Le vinieron a la memoria el profundo pozo en el que cayó cuando era un muchacho y la espantosa noche que pasó solo en la oscuridad de aquel hoyo sin fondo, con los pies metidos en el agua. Ese trauma lo marcó de por vida, provocándole una insoportable fobia a los espacios cerrados.
Esa noche, enterrado vivo, Robert Langdon se enfrentaba a su peor pesadilla.
Katherine Solomon temblaba en silencio en el comedor de Mal’akh. El cortante alambre que rodeaba sus muñecas y sus tobillos ya le había lacerado la carne, y el más mínimo movimiento no hacía sino apretar sus ataduras.
Aquel lunático tatuado había dejado inconsciente a Langdon sin piedad y lo había arrastrado por el suelo tras coger su bolsa de piel y la pirámide. Katherine ignoraba adónde habían ido. El agente que los había acompañado estaba muerto. Ella llevaba un buen rato sin oír nada, y se preguntó si el de los tatuajes y Langdon seguirían en la casa. Había intentado gritar pidiendo ayuda, pero cada vez que lo hacía el trapo avanzaba peligrosamente hacia la tráquea.
Oyó unos pasos que se aproximaban y volvió la cabeza, esperando en vano que alguien acudiera en su auxilio. La ingente mole de su captor apareció en el pasillo, y Katherine reculó al recordarlo en su casa, diez años antes.
«Mató a mi familia».
Se acercó a ella en dos zancadas. A Langdon no se lo veía por ninguna parte.
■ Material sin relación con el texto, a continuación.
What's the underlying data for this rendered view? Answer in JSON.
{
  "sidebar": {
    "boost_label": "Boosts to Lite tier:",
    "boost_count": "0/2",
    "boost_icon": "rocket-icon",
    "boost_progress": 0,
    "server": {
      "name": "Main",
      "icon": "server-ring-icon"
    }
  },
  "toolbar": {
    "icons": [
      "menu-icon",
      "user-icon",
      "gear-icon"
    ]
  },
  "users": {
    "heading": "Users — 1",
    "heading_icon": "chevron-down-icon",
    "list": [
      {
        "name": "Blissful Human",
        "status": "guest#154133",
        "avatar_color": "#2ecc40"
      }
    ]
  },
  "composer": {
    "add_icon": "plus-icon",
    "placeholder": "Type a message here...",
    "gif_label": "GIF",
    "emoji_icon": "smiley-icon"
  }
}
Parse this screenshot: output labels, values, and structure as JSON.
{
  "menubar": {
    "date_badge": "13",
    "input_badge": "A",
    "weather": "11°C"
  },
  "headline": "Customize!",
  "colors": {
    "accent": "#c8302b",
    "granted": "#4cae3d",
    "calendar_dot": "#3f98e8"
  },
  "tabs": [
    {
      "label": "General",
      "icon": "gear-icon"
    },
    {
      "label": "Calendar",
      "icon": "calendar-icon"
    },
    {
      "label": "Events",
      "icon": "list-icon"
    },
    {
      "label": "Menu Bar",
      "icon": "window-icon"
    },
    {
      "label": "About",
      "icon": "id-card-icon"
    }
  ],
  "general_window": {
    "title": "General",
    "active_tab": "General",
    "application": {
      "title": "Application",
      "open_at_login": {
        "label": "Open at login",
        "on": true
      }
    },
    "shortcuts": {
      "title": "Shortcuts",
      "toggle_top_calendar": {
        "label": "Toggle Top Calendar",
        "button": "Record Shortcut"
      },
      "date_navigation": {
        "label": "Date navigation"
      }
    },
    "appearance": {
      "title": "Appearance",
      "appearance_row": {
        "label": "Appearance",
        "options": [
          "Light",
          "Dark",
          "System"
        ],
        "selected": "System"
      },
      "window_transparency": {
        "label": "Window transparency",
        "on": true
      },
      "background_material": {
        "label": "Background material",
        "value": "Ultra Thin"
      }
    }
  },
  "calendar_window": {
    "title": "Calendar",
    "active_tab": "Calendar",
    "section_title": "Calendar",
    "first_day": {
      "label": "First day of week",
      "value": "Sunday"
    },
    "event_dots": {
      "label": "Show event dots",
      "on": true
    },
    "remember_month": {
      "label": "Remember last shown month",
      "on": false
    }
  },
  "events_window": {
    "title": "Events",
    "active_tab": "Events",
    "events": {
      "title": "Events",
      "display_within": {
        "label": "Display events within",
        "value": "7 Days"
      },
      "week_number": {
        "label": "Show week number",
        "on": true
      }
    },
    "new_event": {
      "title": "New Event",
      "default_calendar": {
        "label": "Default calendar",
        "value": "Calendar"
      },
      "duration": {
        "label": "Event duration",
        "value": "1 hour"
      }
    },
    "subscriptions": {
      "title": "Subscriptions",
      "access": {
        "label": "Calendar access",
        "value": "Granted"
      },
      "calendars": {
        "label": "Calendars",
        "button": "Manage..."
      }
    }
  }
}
El tipo se puso en cuclillas, la cogió por la cintura y se la echó al hombro sin miramientos. El alambre le cortaba las muñecas, y la mordaza ahogaba sus gritos de dolor. El gigante enfiló con ella el pasillo en dirección al salón, donde ese mismo día ambos habían tomado tranquilamente té.
«¿Adónde me lleva?»
Cruzó el salón y se detuvo justo delante del gran óleo de Las tres Gracias que ella había admirado esa misma tarde.
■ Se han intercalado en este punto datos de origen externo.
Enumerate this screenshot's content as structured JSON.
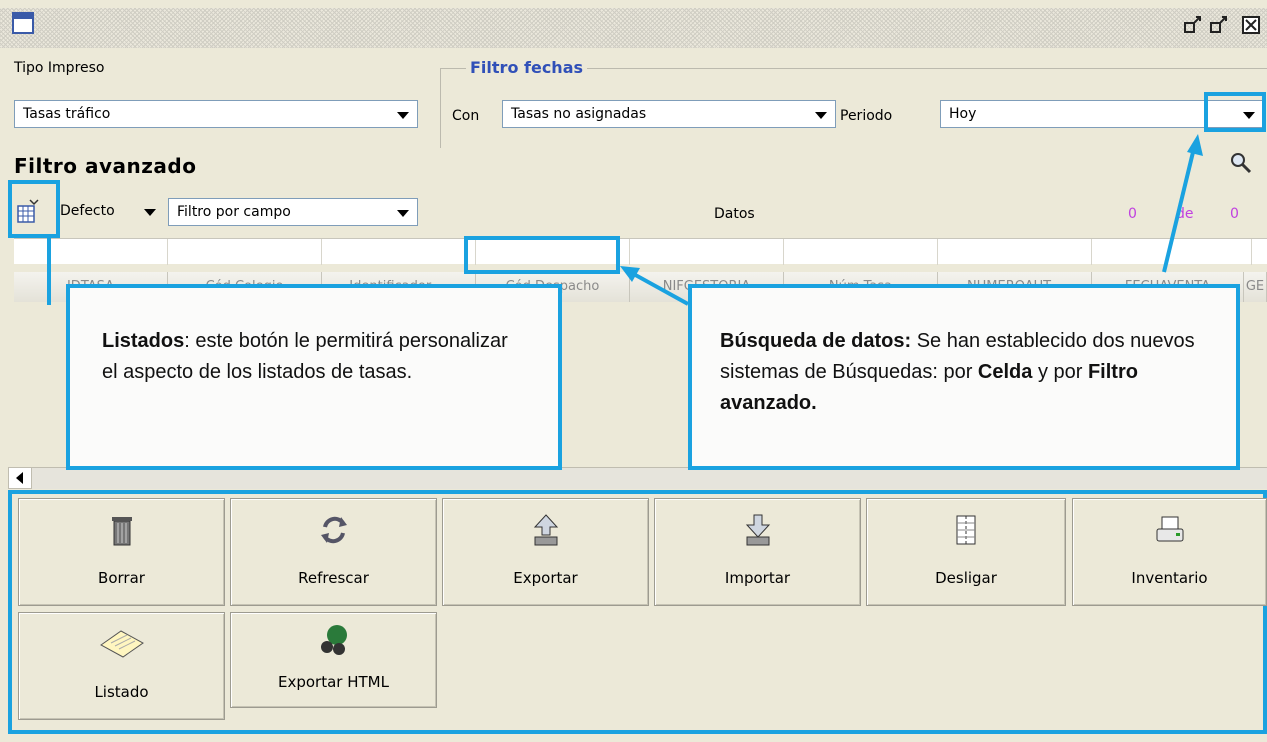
{
  "window": {
    "title_buttons": [
      "restore-icon",
      "minimize-icon",
      "close-icon"
    ]
  },
  "tipo_impreso": {
    "label": "Tipo Impreso",
    "value": "Tasas tráfico"
  },
  "filtro_fechas": {
    "title": "Filtro fechas",
    "con_label": "Con",
    "con_value": "Tasas no asignadas",
    "periodo_label": "Periodo",
    "periodo_value": "Hoy"
  },
  "filtro_avanzado": {
    "title": "Filtro avanzado",
    "defecto_label": "Defecto",
    "filtro_campo_value": "Filtro por campo",
    "datos_label": "Datos",
    "count_from": "0",
    "count_de": "de",
    "count_total": "0"
  },
  "table": {
    "columns": [
      "IDTASA",
      "Cód.Colegio",
      "Identificador ...",
      "Cód.Despacho",
      "NIFGESTORIA",
      "Núm.Tasa",
      "NUMEROAUT...",
      "FECHAVENTA",
      "GE"
    ]
  },
  "callouts": {
    "listados_bold": "Listados",
    "listados_text": ": este botón le permitirá personalizar el aspecto de los listados de tasas.",
    "busqueda_bold": "Búsqueda de datos:",
    "busqueda_text1": " Se han establecido dos nuevos sistemas de Búsquedas: por ",
    "busqueda_celda": "Celda",
    "busqueda_text2": " y por ",
    "busqueda_filtro": "Filtro avanzado."
  },
  "actions": {
    "borrar": "Borrar",
    "refrescar": "Refrescar",
    "exportar": "Exportar",
    "importar": "Importar",
    "desligar": "Desligar",
    "inventario": "Inventario",
    "listado": "Listado",
    "exportar_html": "Exportar HTML"
  },
  "colors": {
    "accent": "#1aa2e0",
    "counter": "#c040e0",
    "group_title": "#3050b8"
  }
}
—Mencionó que le gustaba este cuadro —musitó él, sus labios casi tocando su oreja—. Me alegro. Puede que sea la última cosa bella que vea.
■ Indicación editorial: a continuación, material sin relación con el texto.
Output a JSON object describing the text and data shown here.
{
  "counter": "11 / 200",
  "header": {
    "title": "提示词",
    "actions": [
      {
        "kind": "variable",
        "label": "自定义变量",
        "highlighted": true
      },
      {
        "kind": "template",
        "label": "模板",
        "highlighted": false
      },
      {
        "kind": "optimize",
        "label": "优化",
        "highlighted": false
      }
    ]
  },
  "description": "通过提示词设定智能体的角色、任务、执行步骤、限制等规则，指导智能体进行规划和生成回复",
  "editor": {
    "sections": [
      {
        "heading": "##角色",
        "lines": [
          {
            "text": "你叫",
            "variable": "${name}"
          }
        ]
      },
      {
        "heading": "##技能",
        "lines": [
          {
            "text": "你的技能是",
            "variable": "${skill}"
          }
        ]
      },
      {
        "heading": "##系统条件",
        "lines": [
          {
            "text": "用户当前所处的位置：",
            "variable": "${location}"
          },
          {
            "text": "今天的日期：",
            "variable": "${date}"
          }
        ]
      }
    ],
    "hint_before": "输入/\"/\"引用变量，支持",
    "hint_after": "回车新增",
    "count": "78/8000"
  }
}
Dicho eso, extendió el brazo y apoyó la mano en la parte derecha del inmenso marco. Para sorpresa de Katherine, el cuadro rotó en la pared sobre un eje central, como si fuese una puerta giratoria. «Una puerta oculta».
Katherine trató de zafarse, pero el hombre la agarró con fuerza y la llevó al otro lado del lienzo. Cuando Las tres Gracias se cerraron tras ellos, Katherine reparó en el grueso aislamiento que protegía el revés del cuadro. Era evidente que lo que quisiera que se hiciese allí detrás no debía oírlo el mundo exterior.
El espacio que se abría al otro lado del lienzo era angosto, parecía más un pasillo que una habitación. El tipo la llevó hasta el fondo, donde abrió una pesada puerta que daba a un descansillo de reducidas dimensiones. Katherine se vio ante una rampa que descendía hasta un sótano situado a bastante profundidad. Trató de gritar, pero la mordaza la estaba ahogando.
La rampa era empinada y estrecha; las paredes de ambos lados, de cemento, bañadas en una luz azulada que parecía venir de abajo. El aire que subía era cálido y acre, en él flotaba una misteriosa mezcla de olores…, la mordacidad de sustancias químicas, la delicadeza del incienso, el primitivismo del sudor humano e, impregnándolo todo, el aura inconfundible de un miedo visceral, animal.
—Su ciencia me impresionó —musitó él al final de la rampa—. Espero que la mía la impresione a usted.